NK2 homeobox 5 (Nkx2‐5) inhibits monocyte‐endothelial adhesion and decreases expression of adhesion molecules in early atherosclerosis. A, Upper panel: representative images used for quantification of peripheral blood monocytes (PBMC; green, calcein AM) attached to aortic endothelial cells (HAECs, blue, DAPI). Middle panel: effects of Nkx2‐5 on expression of vascular cell adhesion molecule‐1 (VCAM‐1) in endothelial cells (representative immunofluorescence image: green for VCAM‐1 and blue for cell nuclei stained with DAPI). Lower panel: effects of Nkx2‐5 on expression of E‐selectin in endothelial cells (representative immunofluorescence image: red for E‐selectin and blue for cell nuclei stained with DAPI). B, Quantification of adhesion. The number of PBMC adhered to per 100 HAECs was calculated. Results are expressed as a percent of values determined in the Ad‐EV‐treated group. Data represent the mean±SEM of 3 independent experiments. C, Representative immunoblot for intercellular adhesion molecule‐1 (ICAM‐1), VCAM‐1, E‐selectin, and P‐selectin in endothelial cells infected with Ad‐EV or Ad‐Nkx2‐5. D, Cross‐sections of early atherosclerotic lesions in aortic sinus were immunostained with antibodies against von Willebrand factor (vWF), VCAM‐1, and E‐selectin.
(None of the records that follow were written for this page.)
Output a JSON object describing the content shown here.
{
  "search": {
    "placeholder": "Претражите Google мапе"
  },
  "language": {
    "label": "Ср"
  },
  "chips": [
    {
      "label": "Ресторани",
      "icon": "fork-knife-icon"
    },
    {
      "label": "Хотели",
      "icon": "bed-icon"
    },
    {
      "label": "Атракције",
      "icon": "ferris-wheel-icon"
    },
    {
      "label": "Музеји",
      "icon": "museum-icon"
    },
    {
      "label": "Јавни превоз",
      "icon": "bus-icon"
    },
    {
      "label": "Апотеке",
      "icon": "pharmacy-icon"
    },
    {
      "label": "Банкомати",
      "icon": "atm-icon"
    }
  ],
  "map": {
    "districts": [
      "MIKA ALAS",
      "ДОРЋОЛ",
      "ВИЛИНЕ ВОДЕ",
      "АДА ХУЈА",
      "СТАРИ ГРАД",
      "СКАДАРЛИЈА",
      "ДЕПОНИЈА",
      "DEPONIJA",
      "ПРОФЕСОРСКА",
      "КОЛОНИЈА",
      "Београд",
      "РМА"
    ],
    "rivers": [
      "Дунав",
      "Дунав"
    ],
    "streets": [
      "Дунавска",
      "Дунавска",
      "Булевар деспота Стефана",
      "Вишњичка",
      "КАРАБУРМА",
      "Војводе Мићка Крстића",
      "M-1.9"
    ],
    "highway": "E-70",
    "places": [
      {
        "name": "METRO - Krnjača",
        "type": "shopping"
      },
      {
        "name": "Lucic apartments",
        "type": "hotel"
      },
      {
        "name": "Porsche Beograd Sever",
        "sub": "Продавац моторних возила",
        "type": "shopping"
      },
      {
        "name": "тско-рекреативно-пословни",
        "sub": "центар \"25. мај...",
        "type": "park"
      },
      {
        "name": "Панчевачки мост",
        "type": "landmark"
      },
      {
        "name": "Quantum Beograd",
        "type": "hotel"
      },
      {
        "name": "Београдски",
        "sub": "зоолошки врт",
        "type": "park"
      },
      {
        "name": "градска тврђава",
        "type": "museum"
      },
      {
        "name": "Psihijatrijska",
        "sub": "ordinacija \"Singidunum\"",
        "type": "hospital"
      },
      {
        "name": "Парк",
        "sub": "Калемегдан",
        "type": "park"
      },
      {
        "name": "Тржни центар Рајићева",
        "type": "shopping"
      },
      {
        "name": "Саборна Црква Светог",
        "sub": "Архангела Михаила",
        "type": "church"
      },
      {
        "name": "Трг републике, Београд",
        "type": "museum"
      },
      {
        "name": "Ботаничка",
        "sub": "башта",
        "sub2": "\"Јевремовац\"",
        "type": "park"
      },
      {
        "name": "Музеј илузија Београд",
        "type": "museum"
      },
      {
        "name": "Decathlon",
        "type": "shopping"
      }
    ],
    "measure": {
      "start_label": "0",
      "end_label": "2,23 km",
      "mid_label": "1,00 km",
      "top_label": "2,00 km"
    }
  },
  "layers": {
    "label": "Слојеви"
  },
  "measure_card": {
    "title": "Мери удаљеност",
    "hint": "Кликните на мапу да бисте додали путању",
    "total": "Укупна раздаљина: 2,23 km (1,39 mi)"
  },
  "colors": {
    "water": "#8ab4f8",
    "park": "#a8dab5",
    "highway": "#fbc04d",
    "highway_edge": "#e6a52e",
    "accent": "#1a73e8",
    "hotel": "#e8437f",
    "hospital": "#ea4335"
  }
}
Staining with rabbit IgG isotype was used as the negative control. E, Quantification of histochemical staining of VCAM‐1 and E‐selectin. Positive stained areas were quantified as a percentage of total plaque area or plaque endothelium. Data are expressed as mean±SEM (n=12 per group). AM indicates acetomethoxy; DAPI, 4′,6‐diamidino‐2‐phenylindole; HAECs, human aortic endothelial cells; IgG, immunoglobulin G; TNFα, tumor necrosis factor alpha.